Fox Searchlight Pictures' "Super Troopers" premieres tonight in Room 100 of Social Sciences at 5. The actors, members of the Broken Lizard comedy troupe, are coming to the University of Arizona Mall today at noon as part of a promotional tour before the film opens.
The idea of taking to the road was spawned by a college tour the troupe did in 1996 for its first movie, "Puddle Cruiser," which won best film at the Hampton film festival.
This particular leg of the tour is a homecoming of sorts for UA alumnus producer Richard Perello, who graduated in 1989 from the School of Finance and Economics.
"I'm very excited to be coming back to a place where I spent such a big chunk of my life," Perello said. "It's a great feeling to come here again. I haven't been back since I graduated. This gives me the opportunity to showcase the work I've been doing since college to the people who helped me through college."
After attending UA, Perello worked on Wall Street, producing films on the side with alumna Jennifer Meyer.
Together, they produced a short film bought by "Saturday Night Live." The film led to other shorts and eventually landed him a full-time job as a producer for Broken Lizard.
"A member of Broken Lizard was temping at the place where I was working," Perello said. "He overheard me talking on the phone about producing films, I overheard him talking about making films, and it moved on from there."
Soon after joining the group, Perello left the world of finance to produce full time. He now owns Cataland Films, a production company based in New York.
"Super Troopers," which opens Feb. 15, is about five Vermont state troopers who wreak havoc on the highways. Overenthusiastic and under-stimulated, they function as fraternity brothers in uniform with mustaches and guns. They pull pranks on the great American highway, turning the arrest into an art form as their imaginations and libidos run wild.
"The film plays really well to college audiences," Perello said. "The U of A is a great place for this kind of thing. I remember going to film screenings when I was a student, and they were always so much fun. Hopefully, this will have the same of feeling."
Paul Soter, one of the writers and performers in the five-man comedy team, also said he believes the film will appeal to college students.
"It's raucous and rowdy, and at the same time, it has a kind of smart sensibility," Soter said. "College students are smart enough to not want to be hit with something completely dumb."
The college appeal might have something to do with the fact that the group has been performing together since college.
"We might have a kind of retarded maturity," Soter said, commenting on the effects of working with a group of people carried on from college. "We're still living in the same sort of existence as we did on college.
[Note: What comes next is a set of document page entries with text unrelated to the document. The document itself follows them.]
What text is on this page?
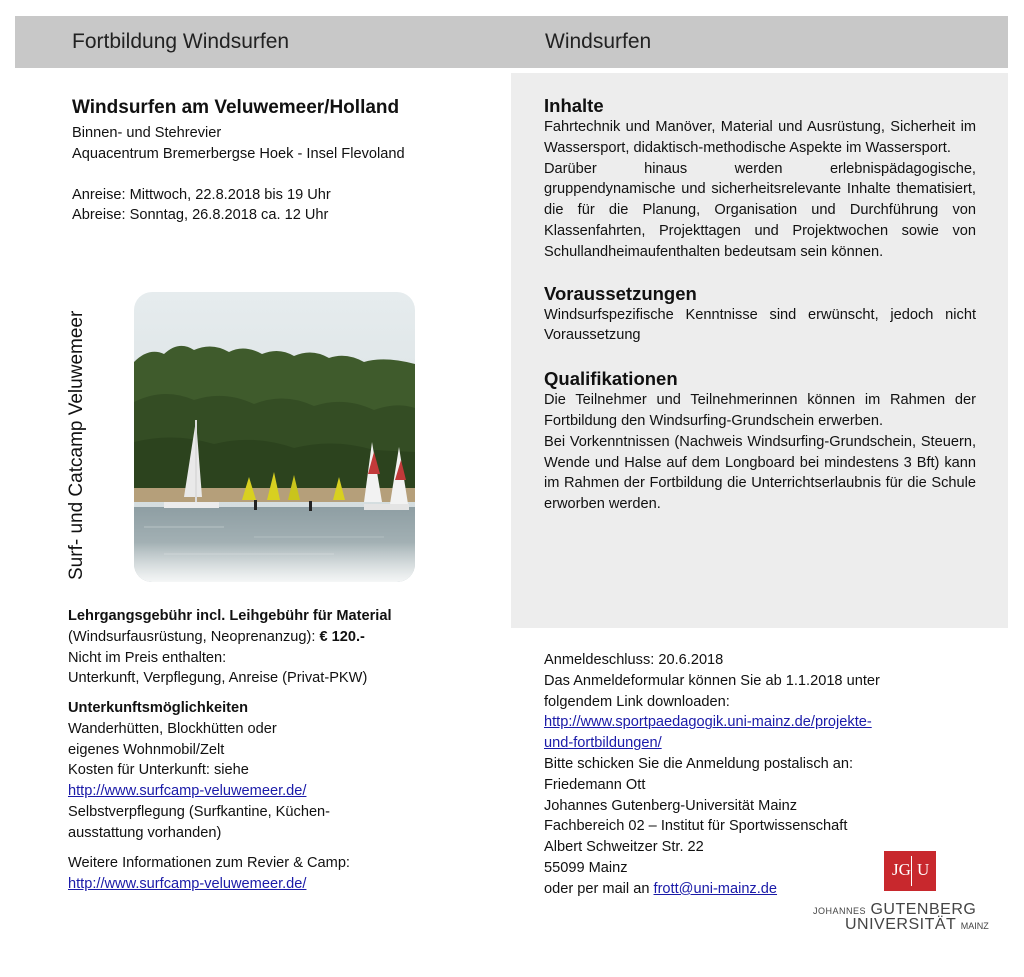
Fortbildung Windsurfen	Windsurfen
Windsurfen am Veluwemeer/Holland
Binnen- und Stehrevier
Aquacentrum Bremerbergse Hoek - Insel Flevoland
Anreise: Mittwoch, 22.8.2018 bis 19 Uhr
Abreise: Sonntag, 26.8.2018 ca. 12 Uhr
Surf- und Catcamp Veluwemeer
Lehrgangsgebühr incl. Leihgebühr für Material
(Windsurfausrüstung, Neoprenanzug): € 120.-
Nicht im Preis enthalten:
Unterkunft, Verpflegung, Anreise (Privat-PKW)
Unterkunftsmöglichkeiten
Wanderhütten, Blockhütten oder
eigenes Wohnmobil/Zelt
Kosten für Unterkunft: siehe
http://www.surfcamp-veluwemeer.de/
Selbstverpflegung (Surfkantine, Küchen-
ausstattung vorhanden)
Weitere Informationen zum Revier & Camp:
http://www.surfcamp-veluwemeer.de/
Inhalte
Fahrtechnik und Manöver, Material und Ausrüstung, Sicherheit im Wassersport, didaktisch-methodische Aspekte im Wassersport.
Darüber hinaus werden erlebnispädagogische, gruppendynamische und sicherheitsrelevante Inhalte thematisiert, die für die Planung, Organisation und Durchführung von Klassenfahrten, Projekttagen und Projektwochen sowie von Schullandheimaufenthalten bedeutsam sein können.
Voraussetzungen
Windsurfspezifische Kenntnisse sind erwünscht, jedoch nicht Voraussetzung
Qualifikationen
Die Teilnehmer und Teilnehmerinnen können im Rahmen der Fortbildung den Windsurfing-Grundschein erwerben.
Bei Vorkenntnissen (Nachweis Windsurfing-Grundschein, Steuern, Wende und Halse auf dem Longboard bei mindestens 3 Bft) kann im Rahmen der Fortbildung die Unterrichtserlaubnis für die Schule erworben werden.
Anmeldeschluss: 20.6.2018
Das Anmeldeformular können Sie ab 1.1.2018 unter
folgendem Link downloaden:
http://www.sportpaedagogik.uni-mainz.de/projekte-
und-fortbildungen/
Bitte schicken Sie die Anmeldung postalisch an:
Friedemann Ott
Johannes Gutenberg-Universität Mainz
Fachbereich 02 – Institut für Sportwissenschaft
Albert Schweitzer Str. 22
55099 Mainz
oder per mail an frott@uni-mainz.de
JG U
JOHANNES GUTENBERG
UNIVERSITÄT MAINZ
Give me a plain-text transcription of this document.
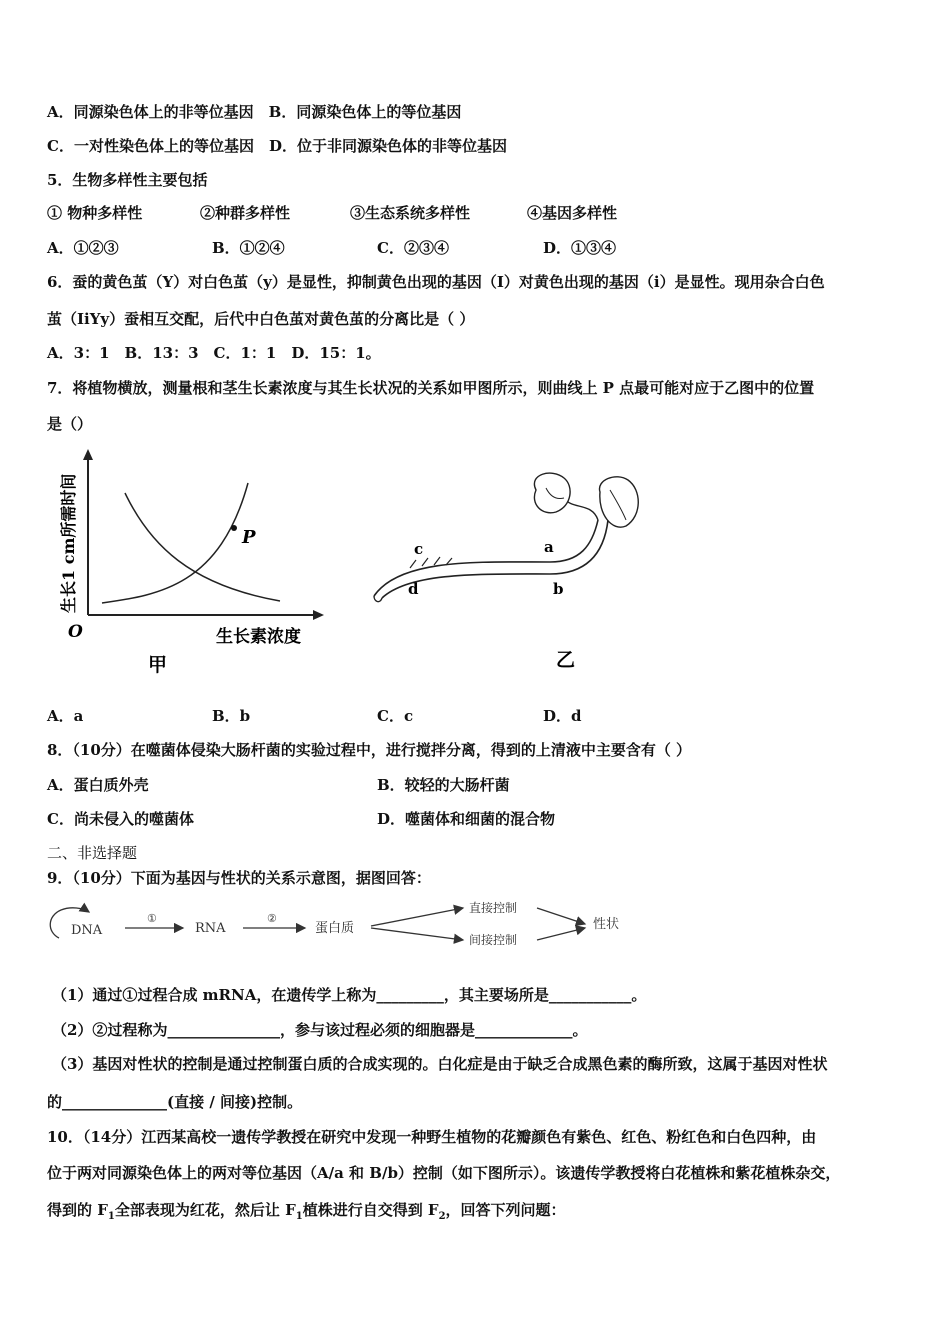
A．同源染色体上的非等位基因　B．同源染色体上的等位基因
C．一对性染色体上的等位基因　D．位于非同源染色体的非等位基因
5．生物多样性主要包括
① 物种多样性	②种群多样性	③生态系统多样性	④基因多样性
A．①②③	B．①②④	C．②③④	D．①③④
6．蚕的黄色茧（Y）对白色茧（y）是显性，抑制黄色出现的基因（I）对黄色出现的基因（i）是显性。现用杂合白色
茧（IiYy）蚕相互交配，后代中白色茧对黄色茧的分离比是（ ）
A．3：1　B．13：3　C．1：1　D．15：1。
7．将植物横放，测量根和茎生长素浓度与其生长状况的关系如甲图所示，则曲线上 P 点最可能对应于乙图中的位置
是（）
P
O	生长素浓度
生长1 cm所需时间
甲
a
b
c
d
乙
A．a	B．b	C．c	D．d
8．（10分）在噬菌体侵染大肠杆菌的实验过程中，进行搅拌分离，得到的上清液中主要含有（ ）
A．蛋白质外壳	B．较轻的大肠杆菌
C．尚未侵入的噬菌体	D．噬菌体和细菌的混合物
二、非选择题
9．（10分）下面为基因与性状的关系示意图，据图回答：
DNA
①
RNA
②
蛋白质
直接控制
间接控制
性状
（1）通过①过程合成 mRNA，在遗传学上称为_________，其主要场所是___________。
（2）②过程称为_______________，参与该过程必须的细胞器是_____________。
（3）基因对性状的控制是通过控制蛋白质的合成实现的。白化症是由于缺乏合成黑色素的酶所致，这属于基因对性状
的______________(直接 / 间接)控制。
10．（14分）江西某高校一遗传学教授在研究中发现一种野生植物的花瓣颜色有紫色、红色、粉红色和白色四种，由
位于两对同源染色体上的两对等位基因（A/a 和 B/b）控制（如下图所示）。该遗传学教授将白花植株和紫花植株杂交，
得到的 $F_1$全部表现为红花，然后让 $F_1$植株进行自交得到 $F_2$，回答下列问题：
At the same time, we've been out of school for 10 years - I'd like to think that we've grown up a little."
Most of the film was inspired either by things that happened to the group in college or "wouldn't it be funny if ·" stories that came out of that period.
While the troupe has created other work from TV pilots to short and feature-length films, "Troopers" is the first film by the ensemble to be picked up by a major distributor.
"It's unbelievably exciting," Soter said. "We're beginning to see trailers before movies and posters up in theaters. Soon, ads will start showing up on TV. We're finally letting ourselves start to feel that it's going to happen."
The screening will give students an early look at a movie that, the group hopes, will be big.
"So far, audiences have just loved it," Soter said. "Over time, we've turned our five voices into one. We've gotten good at what we do."